# F-16 Gets a New Paint Scheme



## tomahawk6 (8 Dec 2007)

The new arctic paint scheme looks very neat. 






Kunsan Airmen paint arctic F-16 for Eielson
Senior Airman Matthew Wuensch checks the stencil alignment for the finishing touches on an F-16 Fighting Falcon at Kunsan Air Base, South Korea. Airman Wuensch is with the 8th Maintenance Squadron fabrication flight. (U.S. Air Force photo/Chief Master Sgt. William McElligot)










Kunsan Airmen paint arctic F-16 for Eielson
Staff Sgt. Cory Goines thumbs through a technical order manual for finishing instructions while Senior Airmen Kevin Stevens and Matt Wuensch take care of the final details on a newly painted arctic scheme F-16 Fighting Falcon Nov 30 at Kunsan Air Base, South Korea.
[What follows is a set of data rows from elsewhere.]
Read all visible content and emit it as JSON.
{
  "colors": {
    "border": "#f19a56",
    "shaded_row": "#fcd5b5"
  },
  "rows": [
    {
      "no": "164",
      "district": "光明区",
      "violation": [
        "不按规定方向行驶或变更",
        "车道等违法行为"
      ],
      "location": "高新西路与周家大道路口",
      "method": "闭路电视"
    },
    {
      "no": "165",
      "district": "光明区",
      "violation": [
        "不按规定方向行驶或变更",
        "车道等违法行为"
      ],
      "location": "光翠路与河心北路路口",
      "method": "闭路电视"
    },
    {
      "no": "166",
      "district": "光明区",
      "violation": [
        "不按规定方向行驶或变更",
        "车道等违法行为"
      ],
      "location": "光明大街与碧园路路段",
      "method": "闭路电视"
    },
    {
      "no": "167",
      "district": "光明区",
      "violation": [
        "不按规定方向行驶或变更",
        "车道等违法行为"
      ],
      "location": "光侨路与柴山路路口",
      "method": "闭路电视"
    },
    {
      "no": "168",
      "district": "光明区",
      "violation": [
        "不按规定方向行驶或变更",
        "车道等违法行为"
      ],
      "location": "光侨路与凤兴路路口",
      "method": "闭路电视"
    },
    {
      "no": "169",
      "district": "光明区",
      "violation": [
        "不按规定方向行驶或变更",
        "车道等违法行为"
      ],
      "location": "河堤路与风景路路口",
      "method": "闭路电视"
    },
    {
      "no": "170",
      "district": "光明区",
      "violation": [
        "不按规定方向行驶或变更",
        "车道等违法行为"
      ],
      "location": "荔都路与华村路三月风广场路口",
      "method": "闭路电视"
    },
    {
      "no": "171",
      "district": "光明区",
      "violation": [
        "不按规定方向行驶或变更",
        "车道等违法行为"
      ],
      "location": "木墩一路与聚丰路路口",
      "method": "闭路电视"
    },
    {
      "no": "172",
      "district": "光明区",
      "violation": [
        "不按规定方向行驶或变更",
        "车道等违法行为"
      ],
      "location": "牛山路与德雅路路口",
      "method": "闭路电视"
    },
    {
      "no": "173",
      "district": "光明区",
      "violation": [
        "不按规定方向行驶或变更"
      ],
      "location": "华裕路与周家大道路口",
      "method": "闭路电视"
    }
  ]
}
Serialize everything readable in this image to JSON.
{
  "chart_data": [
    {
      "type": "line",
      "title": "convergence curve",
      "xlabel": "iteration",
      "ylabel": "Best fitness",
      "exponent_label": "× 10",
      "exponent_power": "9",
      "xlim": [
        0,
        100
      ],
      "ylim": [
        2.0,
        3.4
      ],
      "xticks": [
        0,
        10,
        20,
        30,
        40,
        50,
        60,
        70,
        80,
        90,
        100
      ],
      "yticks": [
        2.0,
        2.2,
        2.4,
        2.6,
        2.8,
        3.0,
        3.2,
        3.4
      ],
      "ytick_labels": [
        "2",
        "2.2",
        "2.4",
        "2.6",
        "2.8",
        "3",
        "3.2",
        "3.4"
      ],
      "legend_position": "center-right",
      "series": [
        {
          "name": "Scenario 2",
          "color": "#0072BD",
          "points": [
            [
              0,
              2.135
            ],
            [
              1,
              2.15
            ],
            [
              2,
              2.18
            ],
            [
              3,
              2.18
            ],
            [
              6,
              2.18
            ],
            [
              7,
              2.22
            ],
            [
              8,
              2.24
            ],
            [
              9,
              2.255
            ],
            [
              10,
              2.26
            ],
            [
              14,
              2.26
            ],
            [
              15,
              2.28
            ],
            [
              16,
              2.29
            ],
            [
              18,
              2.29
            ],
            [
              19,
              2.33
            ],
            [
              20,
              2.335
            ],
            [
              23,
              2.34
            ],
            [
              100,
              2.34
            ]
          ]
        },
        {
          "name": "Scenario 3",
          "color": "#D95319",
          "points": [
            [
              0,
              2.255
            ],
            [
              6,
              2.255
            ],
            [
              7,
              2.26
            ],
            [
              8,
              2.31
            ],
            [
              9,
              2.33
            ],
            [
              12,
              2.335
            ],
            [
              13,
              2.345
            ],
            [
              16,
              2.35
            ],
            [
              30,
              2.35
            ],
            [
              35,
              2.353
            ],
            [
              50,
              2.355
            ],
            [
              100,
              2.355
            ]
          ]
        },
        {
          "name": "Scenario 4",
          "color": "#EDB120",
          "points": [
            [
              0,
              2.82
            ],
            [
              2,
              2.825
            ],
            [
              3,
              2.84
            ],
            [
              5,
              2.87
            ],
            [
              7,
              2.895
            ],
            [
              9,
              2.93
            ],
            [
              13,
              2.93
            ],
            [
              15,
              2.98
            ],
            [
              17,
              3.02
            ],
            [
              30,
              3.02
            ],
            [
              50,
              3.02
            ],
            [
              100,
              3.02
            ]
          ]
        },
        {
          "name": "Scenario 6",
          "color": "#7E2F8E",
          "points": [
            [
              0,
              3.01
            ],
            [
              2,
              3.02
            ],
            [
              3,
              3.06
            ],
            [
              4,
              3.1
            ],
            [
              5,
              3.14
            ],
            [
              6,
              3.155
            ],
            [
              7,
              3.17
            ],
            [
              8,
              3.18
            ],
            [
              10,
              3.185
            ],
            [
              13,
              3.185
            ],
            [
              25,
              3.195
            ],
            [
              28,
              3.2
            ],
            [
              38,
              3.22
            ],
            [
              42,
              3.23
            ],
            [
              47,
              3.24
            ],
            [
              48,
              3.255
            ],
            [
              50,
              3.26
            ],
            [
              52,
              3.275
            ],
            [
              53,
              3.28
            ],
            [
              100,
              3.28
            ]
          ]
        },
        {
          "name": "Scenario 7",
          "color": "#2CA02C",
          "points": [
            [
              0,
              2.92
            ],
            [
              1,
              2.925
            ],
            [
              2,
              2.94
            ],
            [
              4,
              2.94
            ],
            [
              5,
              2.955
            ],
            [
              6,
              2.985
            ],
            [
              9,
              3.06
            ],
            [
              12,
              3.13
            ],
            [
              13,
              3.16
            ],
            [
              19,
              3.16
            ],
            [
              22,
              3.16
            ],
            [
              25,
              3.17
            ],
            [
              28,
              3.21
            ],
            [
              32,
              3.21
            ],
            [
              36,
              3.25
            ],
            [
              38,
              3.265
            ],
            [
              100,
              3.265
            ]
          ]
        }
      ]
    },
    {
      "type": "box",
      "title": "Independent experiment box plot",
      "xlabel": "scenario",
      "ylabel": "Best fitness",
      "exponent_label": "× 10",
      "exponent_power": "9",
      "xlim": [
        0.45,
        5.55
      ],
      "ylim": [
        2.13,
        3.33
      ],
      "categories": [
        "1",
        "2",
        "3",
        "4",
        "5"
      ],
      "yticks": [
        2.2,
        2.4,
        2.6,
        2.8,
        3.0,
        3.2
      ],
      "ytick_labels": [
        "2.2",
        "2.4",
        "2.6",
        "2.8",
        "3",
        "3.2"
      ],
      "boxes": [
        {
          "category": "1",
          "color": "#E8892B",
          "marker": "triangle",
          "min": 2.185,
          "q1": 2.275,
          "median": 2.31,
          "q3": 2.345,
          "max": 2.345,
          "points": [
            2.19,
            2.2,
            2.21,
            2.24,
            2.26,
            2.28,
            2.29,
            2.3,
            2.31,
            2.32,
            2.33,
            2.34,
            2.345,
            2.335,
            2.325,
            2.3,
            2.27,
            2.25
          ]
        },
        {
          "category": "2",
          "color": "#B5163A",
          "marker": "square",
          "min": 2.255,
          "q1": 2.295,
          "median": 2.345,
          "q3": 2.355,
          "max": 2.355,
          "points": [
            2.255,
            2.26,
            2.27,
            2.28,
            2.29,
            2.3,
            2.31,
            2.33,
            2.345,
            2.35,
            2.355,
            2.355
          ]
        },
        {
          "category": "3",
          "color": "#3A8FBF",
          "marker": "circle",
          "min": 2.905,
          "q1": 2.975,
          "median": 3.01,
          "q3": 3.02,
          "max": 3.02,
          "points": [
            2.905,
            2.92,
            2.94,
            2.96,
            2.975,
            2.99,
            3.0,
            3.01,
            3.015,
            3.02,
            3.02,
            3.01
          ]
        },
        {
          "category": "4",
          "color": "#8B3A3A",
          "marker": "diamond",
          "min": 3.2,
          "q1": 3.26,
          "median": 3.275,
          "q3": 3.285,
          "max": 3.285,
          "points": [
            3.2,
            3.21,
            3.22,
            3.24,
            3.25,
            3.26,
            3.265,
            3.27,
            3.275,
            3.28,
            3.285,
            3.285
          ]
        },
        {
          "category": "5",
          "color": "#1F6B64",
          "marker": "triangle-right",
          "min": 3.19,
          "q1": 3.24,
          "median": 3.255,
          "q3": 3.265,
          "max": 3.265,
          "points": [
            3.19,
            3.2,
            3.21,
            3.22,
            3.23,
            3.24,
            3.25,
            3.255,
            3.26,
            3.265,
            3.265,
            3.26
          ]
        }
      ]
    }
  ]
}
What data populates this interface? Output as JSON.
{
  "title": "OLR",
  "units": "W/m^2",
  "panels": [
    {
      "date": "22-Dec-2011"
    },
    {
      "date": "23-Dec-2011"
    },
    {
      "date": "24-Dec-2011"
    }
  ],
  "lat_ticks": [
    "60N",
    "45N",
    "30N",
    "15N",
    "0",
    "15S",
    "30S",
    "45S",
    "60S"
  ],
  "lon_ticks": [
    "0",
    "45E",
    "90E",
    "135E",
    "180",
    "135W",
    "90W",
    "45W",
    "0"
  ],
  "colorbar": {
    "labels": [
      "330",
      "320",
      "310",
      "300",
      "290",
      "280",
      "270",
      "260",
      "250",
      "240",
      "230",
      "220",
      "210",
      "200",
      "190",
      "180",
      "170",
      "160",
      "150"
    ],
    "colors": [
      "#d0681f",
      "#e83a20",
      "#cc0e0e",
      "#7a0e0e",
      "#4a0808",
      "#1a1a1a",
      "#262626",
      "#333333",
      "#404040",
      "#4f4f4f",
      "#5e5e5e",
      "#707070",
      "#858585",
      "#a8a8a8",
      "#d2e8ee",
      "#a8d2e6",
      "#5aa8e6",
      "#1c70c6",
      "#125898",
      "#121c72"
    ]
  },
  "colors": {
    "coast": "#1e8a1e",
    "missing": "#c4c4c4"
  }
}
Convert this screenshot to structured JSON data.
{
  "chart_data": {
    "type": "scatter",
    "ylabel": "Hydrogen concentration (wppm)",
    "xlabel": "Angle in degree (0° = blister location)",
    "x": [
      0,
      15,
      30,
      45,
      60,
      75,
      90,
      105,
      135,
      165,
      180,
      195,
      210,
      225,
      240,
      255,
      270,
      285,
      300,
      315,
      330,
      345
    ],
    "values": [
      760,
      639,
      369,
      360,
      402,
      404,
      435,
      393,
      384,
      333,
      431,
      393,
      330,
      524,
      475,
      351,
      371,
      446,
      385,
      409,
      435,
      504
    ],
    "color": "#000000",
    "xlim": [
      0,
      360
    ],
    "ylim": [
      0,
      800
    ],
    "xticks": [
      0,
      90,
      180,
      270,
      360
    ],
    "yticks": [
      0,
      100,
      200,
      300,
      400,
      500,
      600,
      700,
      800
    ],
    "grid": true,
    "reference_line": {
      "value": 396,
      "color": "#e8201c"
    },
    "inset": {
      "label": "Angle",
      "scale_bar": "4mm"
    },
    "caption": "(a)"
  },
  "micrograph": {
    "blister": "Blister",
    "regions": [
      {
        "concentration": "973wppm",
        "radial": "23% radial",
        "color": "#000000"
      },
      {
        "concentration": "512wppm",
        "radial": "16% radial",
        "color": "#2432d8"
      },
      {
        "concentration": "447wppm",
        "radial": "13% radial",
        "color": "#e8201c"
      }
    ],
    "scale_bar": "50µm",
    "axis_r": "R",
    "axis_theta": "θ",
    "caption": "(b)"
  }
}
All are aircraft structural maintenance journeymen with the 8th Maintenance Squadron, which painted the aircraft in preparation for an upcoming Eielson/Kunsan F-16 swap. The aircraft is the first unit to have the arctic scheme. (U.S. Air Force photo/ Tech. Sgt. Quinton T. Burris)


----------



## geo (8 Dec 2007)

Pretty!


----------



## observor 69 (8 Dec 2007)

I didn't notice any story link so here it is :

http://www.af.mil/news/story_media.asp?id=123078440


----------



## Mike Baker (8 Dec 2007)

Nice!


----------



## midget-boyd91 (8 Dec 2007)

Very nice... but how am I going to be able to see it when it's painted in a camouflage scheme?


----------



## geo (9 Dec 2007)

uncle-midget-boyd said:
			
		

> Very nice... but how am I going to be able to see it when it's painted in a camouflage scheme?


You're not.... cause it's paitned camouflage (silly) !


----------



## cameron (9 Dec 2007)

One of the most beautiful fighter aircraft ever just got even more beautiful.


----------



## Bandit1 (15 Dec 2007)

Gotta love the black/grey/white scheme - looks really nice.

Any idea if these will be used as Aggressors during the Exercises up there?

Bandit


----------



## tomahawk6 (15 Dec 2007)

Yes they will.


----------



## Bandit1 (15 Dec 2007)

Would be nice to see them hop down to 4 Wing to help in Maple Flag next year... 

What would one have to do to arrange a base tour up there?  Public Affairs?

Bandit


----------



## medaid (15 Dec 2007)

That looks really nice!  maybe we should paint ours too  CADPAT Arctic Pattern... all white with little blocks of gray and black... nice! ;D


----------



## tomahawk6 (15 Dec 2007)

Bandit1 said:
			
		

> Would be nice to see them hop down to 4 Wing to help in Maple Flag next year...
> 
> What would one have to do to arrange a base tour up there?  Public Affairs?
> 
> Bandit



Yes.Eilson is 25 miles from Fairbanks. I suggest spring/summer. ;D

http://www.eielson.af.mil/


----------



## midget-boyd91 (15 Dec 2007)

*MedGrinch* said:
			
		

> maybe we should paint ours too  CADPAT Arctic Pattern... all white with little blocks of gray and black...



... I'd tap that.  8)
(the said 'tapping' can also be applied to some of the ships in the 'sexy frigate/destroyer' thread)


----------



## tomahawk6 (15 Dec 2007)

Here is a pic with a Falcon in its new colors.


----------



## Mike Baker (15 Dec 2007)

Ooooh, purdy! ;D



			
				*MedGrinch* said:
			
		

> That looks really nice!  maybe we should paint ours too  CADPAT Arctic Pattern... all white with little blocks of gray and black... nice! ;D


That would be sweet


----------



## cameron (15 Dec 2007)

*MedGrinch* said:
			
		

> That looks really nice!  maybe we should paint ours too  CADPAT Arctic Pattern... all white with little blocks of gray and black... nice! ;D



Funny you should say that, I've always felt the CF18 would look great in CADPAT.


----------



## Bandit1 (16 Dec 2007)

I'm all decked out for winter....I'll see ya in January!!  ;D

Bandit


----------